At Home in the Cold
How the native Northern breeds adapted to arctic temperatures.
D. Caroline Coile, Ph.D.
On Oct. 19, 1911, Roald Amundsen hitched eight teams of Greenland dogs to sledges and started across the snow on his second quest to be the first person to reach the South Pole – more specifically, to reach it before his rival, Captain Robert Scott.
Amundsen had aborted an earlier attempt, not because the temperature had reached minus 70 degrees Fahrenheit, not because his men had frostbite, not even because it was so cold the fluid in their compasses froze. The turning point was when two dogs froze to death in their sleep.
This time they were luckier, and on Dec. 14, 1911, his team of five men and 16 dogs reached the pole. There was no sign of his rival, Captain Scott.
On Nov. 1, 1911, Scott set out for the pole using motorized sledges, Manchurian ponies and a handful of dogs. Although advised to buy Greenland dogs, he instead settled for smaller dogs from Russia, which were less suited to the brutal conditions.
The sledges broke down in the cold, the ponies suffered and eventually died from their own sweat freezing to their bodies, and the dogs either died or eventually refused to work. On Jan. 17, 1912, Scott and four others reached the South Pole, dragging their sledges themselves. They found paw prints, a Norwegian flag and a letter left by Amundsen. Scott and his men perished on the return trip.

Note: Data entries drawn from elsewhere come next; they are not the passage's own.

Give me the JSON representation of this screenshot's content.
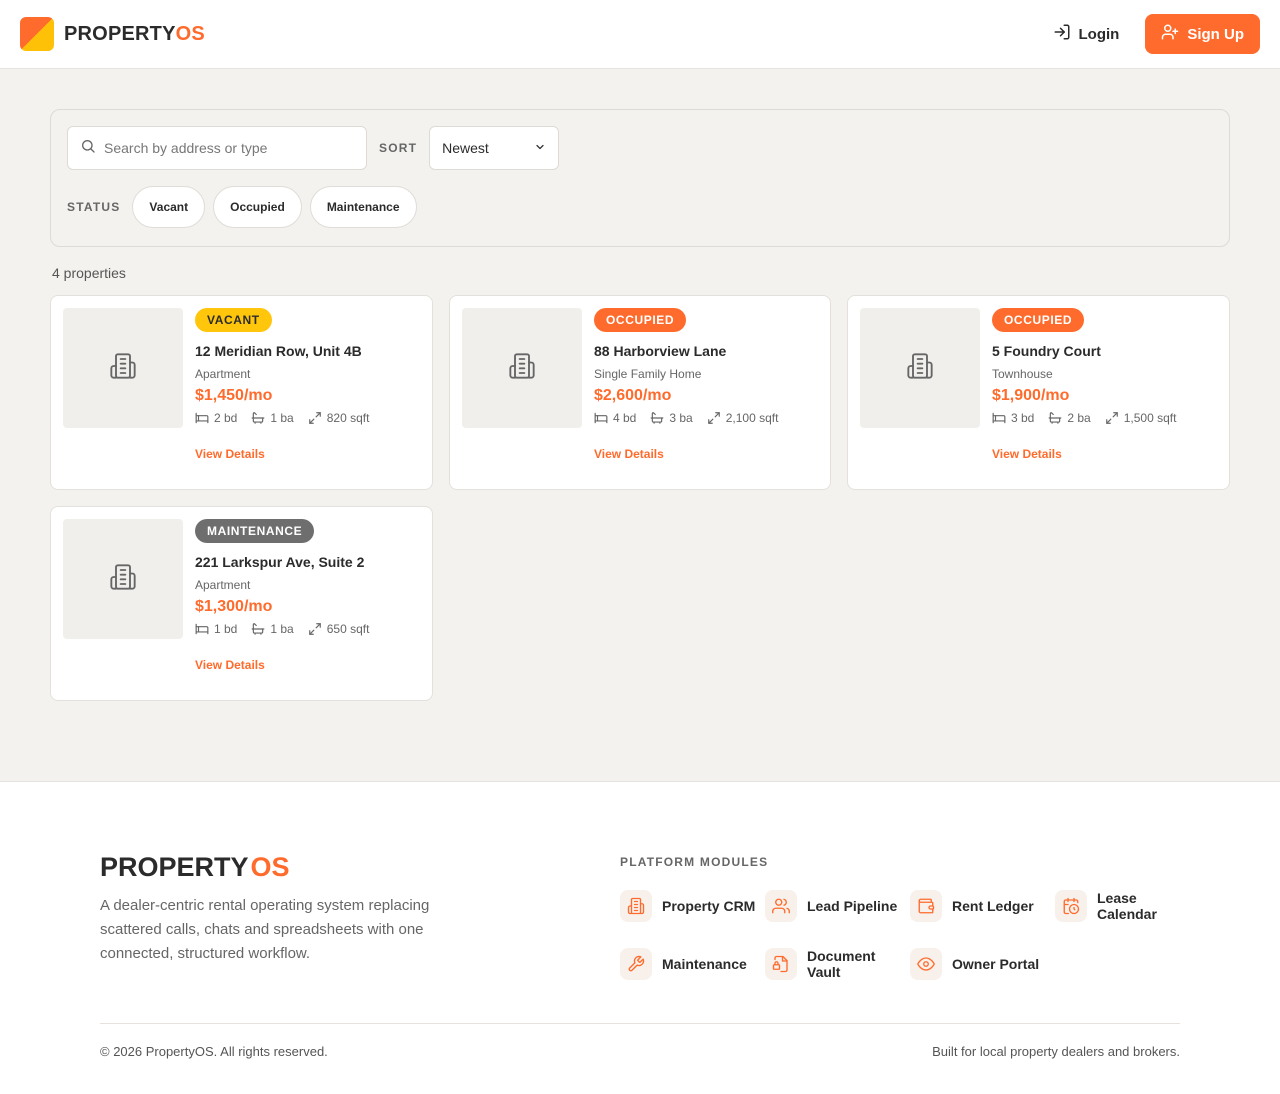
{
  "header": {
    "brand_main": "PROPERTY",
    "brand_accent": "OS",
    "login_label": "Login",
    "signup_label": "Sign Up"
  },
  "filters": {
    "search_placeholder": "Search by address or type",
    "sort_label": "SORT",
    "sort_value": "Newest",
    "status_label": "STATUS",
    "status_chips": [
      "Vacant",
      "Occupied",
      "Maintenance"
    ]
  },
  "results": {
    "count_text": "4 properties"
  },
  "properties": [
    {
      "status": "VACANT",
      "status_key": "vacant",
      "address": "12 Meridian Row, Unit 4B",
      "type": "Apartment",
      "price": "$1,450/mo",
      "beds": "2 bd",
      "baths": "1 ba",
      "sqft": "820 sqft",
      "link": "View Details"
    },
    {
      "status": "OCCUPIED",
      "status_key": "occupied",
      "address": "88 Harborview Lane",
      "type": "Single Family Home",
      "price": "$2,600/mo",
      "beds": "4 bd",
      "baths": "3 ba",
      "sqft": "2,100 sqft",
      "link": "View Details"
    },
    {
      "status": "OCCUPIED",
      "status_key": "occupied",
      "address": "5 Foundry Court",
      "type": "Townhouse",
      "price": "$1,900/mo",
      "beds": "3 bd",
      "baths": "2 ba",
      "sqft": "1,500 sqft",
      "link": "View Details"
    },
    {
      "status": "MAINTENANCE",
      "status_key": "maintenance",
      "address": "221 Larkspur Ave, Suite 2",
      "type": "Apartment",
      "price": "$1,300/mo",
      "beds": "1 bd",
      "baths": "1 ba",
      "sqft": "650 sqft",
      "link": "View Details"
    }
  ],
  "footer": {
    "brand_main": "PROPERTY",
    "brand_accent": "OS",
    "description": "A dealer-centric rental operating system replacing scattered calls, chats and spreadsheets with one connected, structured workflow.",
    "modules_title": "PLATFORM MODULES",
    "modules": [
      {
        "label": "Property CRM",
        "icon": "building-icon"
      },
      {
        "label": "Lead Pipeline",
        "icon": "users-icon"
      },
      {
        "label": "Rent Ledger",
        "icon": "wallet-icon"
      },
      {
        "label": "Lease Calendar",
        "icon": "calendar-clock-icon"
      },
      {
        "label": "Maintenance",
        "icon": "wrench-icon"
      },
      {
        "label": "Document Vault",
        "icon": "file-lock-icon"
      },
      {
        "label": "Owner Portal",
        "icon": "eye-icon"
      }
    ],
    "copyright": "© 2026 PropertyOS. All rights reserved.",
    "tagline": "Built for local property dealers and brokers."
  },
  "colors": {
    "accent": "#ff6b2c",
    "vacant": "#ffc60b",
    "maintenance": "#6e6e6e",
    "background": "#f4f2ef"
  }
}
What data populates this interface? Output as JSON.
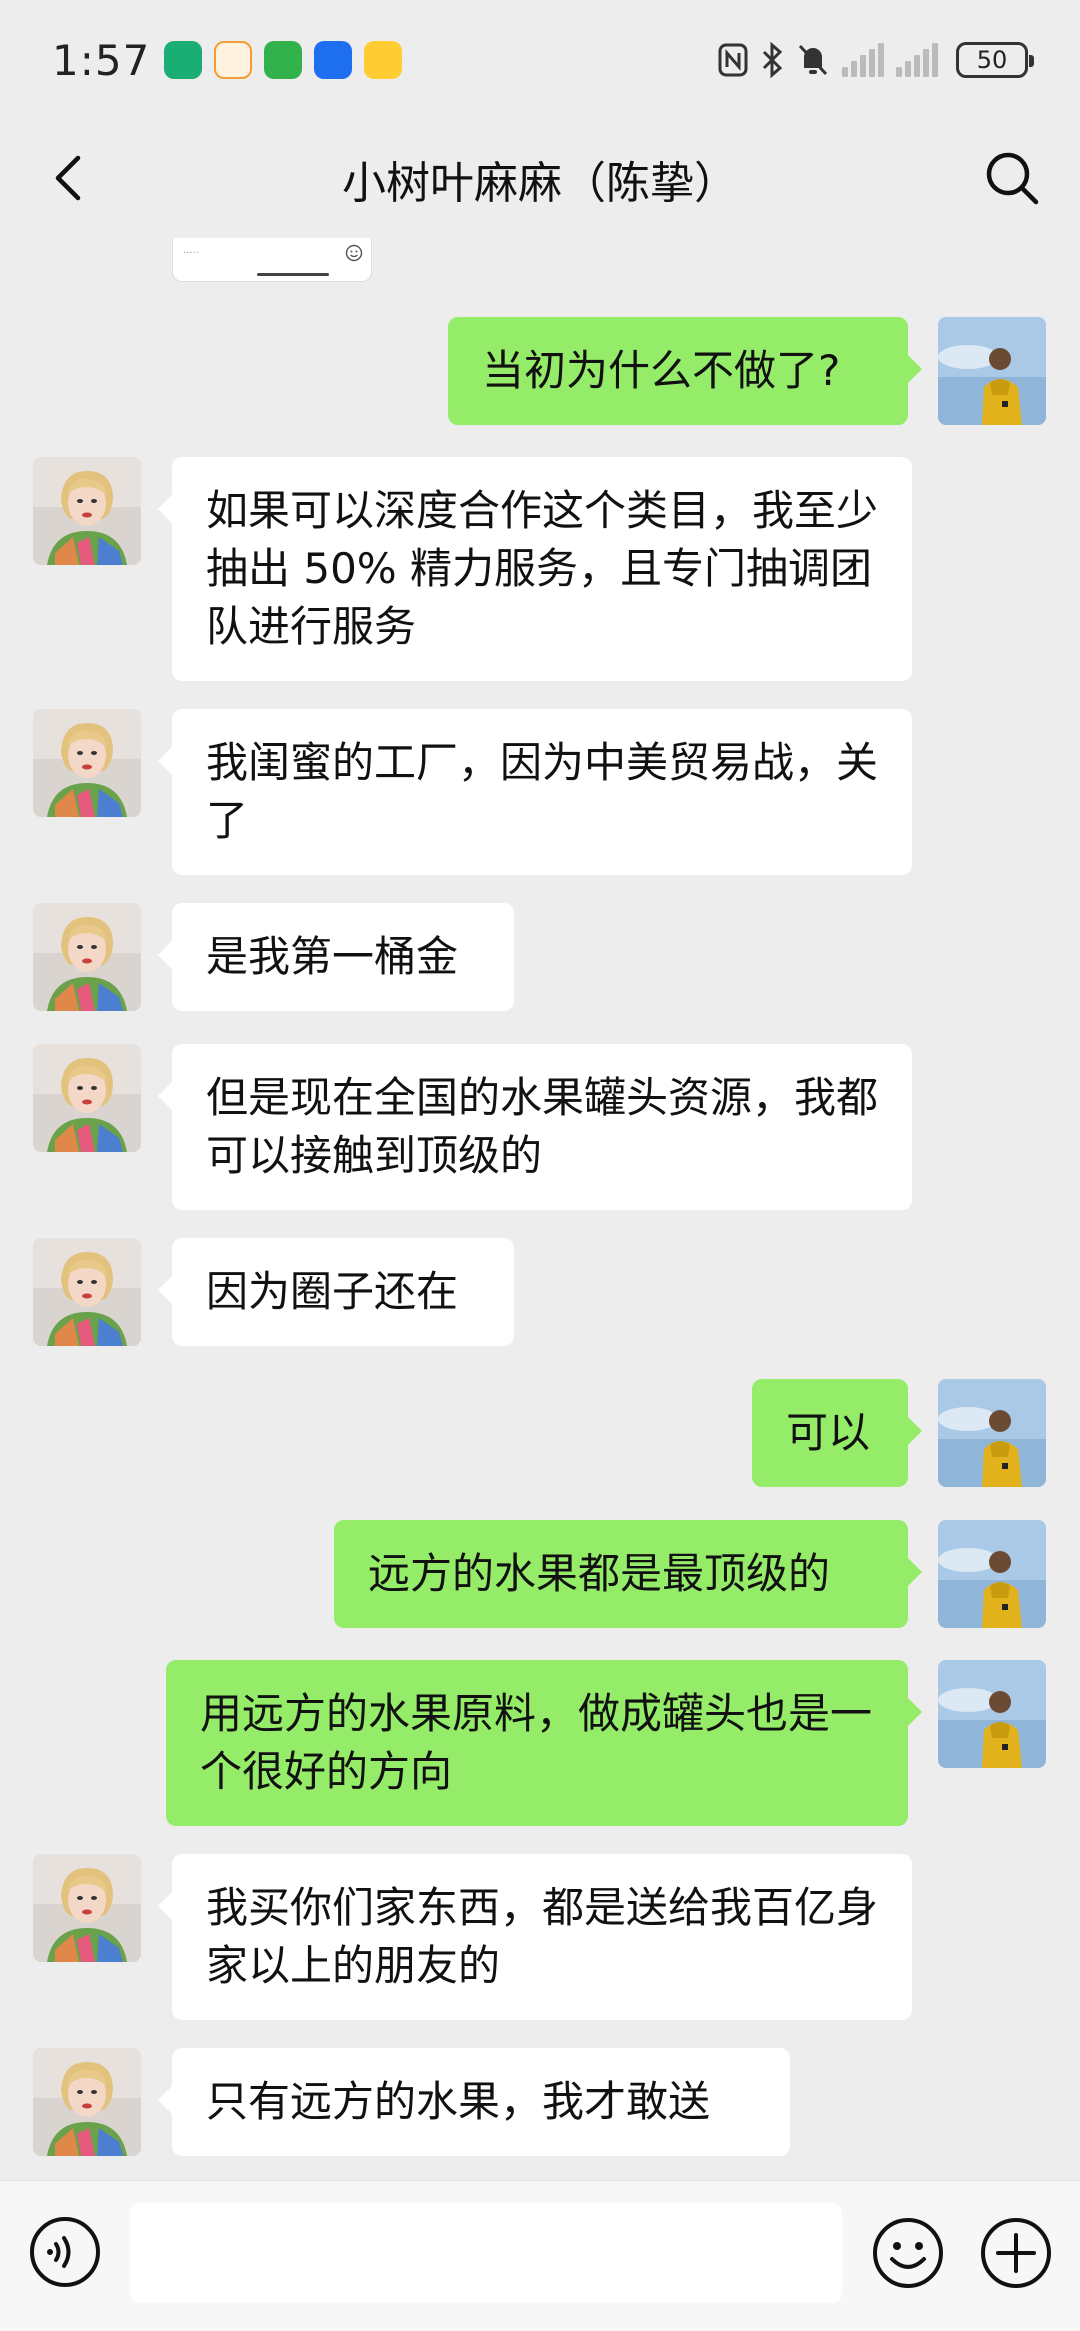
{
  "status_bar": {
    "time": "1:57",
    "battery": "50",
    "app_icons": [
      "app-green-icon",
      "app-orange-icon",
      "app-green-square-icon",
      "app-blue-plane-icon",
      "app-yellow-duck-icon"
    ],
    "status_icons": [
      "nfc-icon",
      "bluetooth-icon",
      "mute-icon",
      "signal-1-icon",
      "signal-2-icon",
      "battery-icon"
    ]
  },
  "header": {
    "title": "小树叶麻麻（陈挚）",
    "back_icon": "chevron-left-icon",
    "search_icon": "search-icon"
  },
  "messages": [
    {
      "side": "right",
      "text": "当初为什么不做了?"
    },
    {
      "side": "left",
      "text": "如果可以深度合作这个类目，我至少抽出 50% 精力服务，且专门抽调团队进行服务"
    },
    {
      "side": "left",
      "text": "我闺蜜的工厂，因为中美贸易战，关了"
    },
    {
      "side": "left",
      "text": "是我第一桶金"
    },
    {
      "side": "left",
      "text": "但是现在全国的水果罐头资源，我都可以接触到顶级的"
    },
    {
      "side": "left",
      "text": "因为圈子还在"
    },
    {
      "side": "right",
      "text": "可以"
    },
    {
      "side": "right",
      "text": "远方的水果都是最顶级的"
    },
    {
      "side": "right",
      "text": "用远方的水果原料，做成罐头也是一个很好的方向"
    },
    {
      "side": "left",
      "text": "我买你们家东西，都是送给我百亿身家以上的朋友的"
    },
    {
      "side": "left",
      "text": "只有远方的水果，我才敢送"
    }
  ],
  "input_bar": {
    "voice_icon": "voice-icon",
    "emoji_icon": "emoji-icon",
    "plus_icon": "plus-icon",
    "placeholder": ""
  },
  "colors": {
    "background": "#ededed",
    "bubble_self": "#95ec69",
    "bubble_other": "#ffffff"
  }
}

In the course of civilization, dogs accompanied humans to almost every part of the world, morphing to fit the environment and needs of each region. In the far North, they helped humans hunt, herd and travel for thousands of years, serving as the principal form of transportation by means of dog sled. When fur trappers and gold miners invaded Northern Canada and Alaska, they found that dog teams were the only suitable transportation – and the native Northern breeds were the best suited for the job, not only because they could pull effectively, but because they could handle extremely cold weather.